Éditorial du numéro 76 : Germinal

« Et les fruits passeront la promesse des fleurs », dit le poète du XVIIe siècle, confiant dans l’alternance régulière des saisons. Mais après un hiver d’une grande douceur l’arrivée du printemps donne l’occasion de méditer sur les rudes réalités des hivers de jadis, le « petit âge glaciaire ».

Maïté Bouyssy salue une étude originale d’Alexis Metger sur « l’hiver, âge d’or de la peinture hollandaise », ou comment une peinture en apparence anecdotique sert à montrer des « circulations aisées », source de richesses, et des corps en mouvement, patinant sur la glace.

Spinoza, philosophe hollandais… On n’y songe guère, mais ce penseur si abstrait est contemporain de ces peintures si minutieuses d’un peuple sûr de lui. Pascal Engel nous offre un panorama à la fois vaste et détaillé de cette œuvre emblématique de la philosophie, supposée avancer ordine geometrico, mais qui a donné lieu à une pluralité de lectures particulièrement divergentes, cartésiennes, mystiques, politiques, anarchisantes, panthéistes et deleuziennes. Comment s’y retrouver ? Gardons en mémoire l’image de ce sublime philosophe chassé de sa communauté, qui devient un artisan occupé à polir des verres d’optique et qui en serait mort. Comme on meurt aujourd’hui de l’amiante.

La question du rapport entre travail manuel et activité intellectuelle, loin d’être résolue par Simone Weil, ne peut que s’enrichir de documents comme le récit autobiographique de Joseph Ponthus, intérimaire en usine, et d’Arthur Lochmann, charpentier philosophe (article de Cécile Dutheil, disponible sur Mediapart), ou le journal de Henri Lebert, un « dessinateur textile » des débuts du XIXe siècle ; Vincent Milliot souligne l’intérêt exceptionnel de cette « vie minuscule », celle d’un ouvrier qui appartient à l’élite de son métier, mais garde la conscience de sa classe.

« Mes bien chères sœurs » lance Chloé Delaume dans un manifeste féministe de combat, mais « jubilatoire », en faveur de la « sororité », notion militante dont Pierre Benetti salue la naissance, tandis que Jeanne Bacharach fait revivre la figure singulière de Joyce Mansour, la « femme-poète » amie de Breton, avec ses « spirales vagabondes ». La poésie hante d’ailleurs certaines œuvres : Saint-John Perse et l’atmosphère d’Exil sont au cœur de d’Ici ou là-bas de Jerôme Baccelli, relève Maxime Deblander, et le narrateur de Maryline Desbiolles dans Machin, se console avec les Romances sans parole.

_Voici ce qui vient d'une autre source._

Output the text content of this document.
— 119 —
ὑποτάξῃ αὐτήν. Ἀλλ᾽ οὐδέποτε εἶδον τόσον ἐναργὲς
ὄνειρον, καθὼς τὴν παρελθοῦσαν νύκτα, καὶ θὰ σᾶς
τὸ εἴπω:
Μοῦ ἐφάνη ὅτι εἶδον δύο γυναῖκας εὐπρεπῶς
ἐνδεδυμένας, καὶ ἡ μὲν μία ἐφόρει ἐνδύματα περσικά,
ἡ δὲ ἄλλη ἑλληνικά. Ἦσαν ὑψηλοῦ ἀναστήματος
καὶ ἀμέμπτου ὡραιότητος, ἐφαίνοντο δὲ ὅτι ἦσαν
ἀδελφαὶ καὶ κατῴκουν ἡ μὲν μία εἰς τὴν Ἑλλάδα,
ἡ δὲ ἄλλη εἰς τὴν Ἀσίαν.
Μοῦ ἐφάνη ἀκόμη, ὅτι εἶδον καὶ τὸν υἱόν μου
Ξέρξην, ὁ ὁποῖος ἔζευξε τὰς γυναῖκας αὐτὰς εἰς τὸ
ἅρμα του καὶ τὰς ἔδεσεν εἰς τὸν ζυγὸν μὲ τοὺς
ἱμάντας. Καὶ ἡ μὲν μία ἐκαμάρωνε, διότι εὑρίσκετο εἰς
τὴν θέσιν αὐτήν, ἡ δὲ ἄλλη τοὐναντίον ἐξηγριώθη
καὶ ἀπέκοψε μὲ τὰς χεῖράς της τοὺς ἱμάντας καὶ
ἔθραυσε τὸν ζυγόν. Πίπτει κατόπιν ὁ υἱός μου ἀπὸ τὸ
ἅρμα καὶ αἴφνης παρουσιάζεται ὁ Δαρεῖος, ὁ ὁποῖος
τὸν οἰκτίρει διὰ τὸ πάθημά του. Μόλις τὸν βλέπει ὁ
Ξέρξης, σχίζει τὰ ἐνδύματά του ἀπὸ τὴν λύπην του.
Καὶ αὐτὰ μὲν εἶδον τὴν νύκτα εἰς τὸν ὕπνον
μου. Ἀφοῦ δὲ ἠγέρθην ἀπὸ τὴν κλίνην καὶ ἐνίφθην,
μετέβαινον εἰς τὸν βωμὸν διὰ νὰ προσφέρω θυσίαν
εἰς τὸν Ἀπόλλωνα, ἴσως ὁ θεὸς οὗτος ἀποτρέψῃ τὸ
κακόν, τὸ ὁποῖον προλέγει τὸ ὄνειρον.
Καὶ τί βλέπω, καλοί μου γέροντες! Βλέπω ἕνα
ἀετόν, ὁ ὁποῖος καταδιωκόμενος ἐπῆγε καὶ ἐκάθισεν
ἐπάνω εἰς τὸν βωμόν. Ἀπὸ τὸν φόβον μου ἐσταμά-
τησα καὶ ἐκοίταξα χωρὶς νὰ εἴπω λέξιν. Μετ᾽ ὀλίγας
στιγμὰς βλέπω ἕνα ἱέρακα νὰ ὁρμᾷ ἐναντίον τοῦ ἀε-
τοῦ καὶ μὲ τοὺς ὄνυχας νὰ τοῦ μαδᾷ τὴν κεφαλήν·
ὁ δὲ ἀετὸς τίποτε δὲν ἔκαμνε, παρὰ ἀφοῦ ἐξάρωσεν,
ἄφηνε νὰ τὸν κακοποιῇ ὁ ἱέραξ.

Claude Grimal souhaite un bon centenaire à Ferlinghetti, l’éditeur de la Beat Generation. Quant à Conceição Evaristo, elle transcrit dans ses Poèmes de la mémoire l’univers des favelas du Brésil.

Nos lecteurs seront sensibles, comme Jean-Yves Potel, à un document exceptionnel publié par Catherine Coquio, Disgrâce couronnée d’épines de Mécislas Golberg, un réfugié polonais, « d’origine douteuse » selon Gide, qui meurt en 1907 de la tuberculose, à 37 ans. C’est le récit hallucinant d’une lutte avec la maladie, un corps-à-corps sans issue avec la mort.

Nous rendons également hommage à deux figures importantes de la critique littéraire, récemment disparues, Jean Starobinski et Jean-Pierre Richard.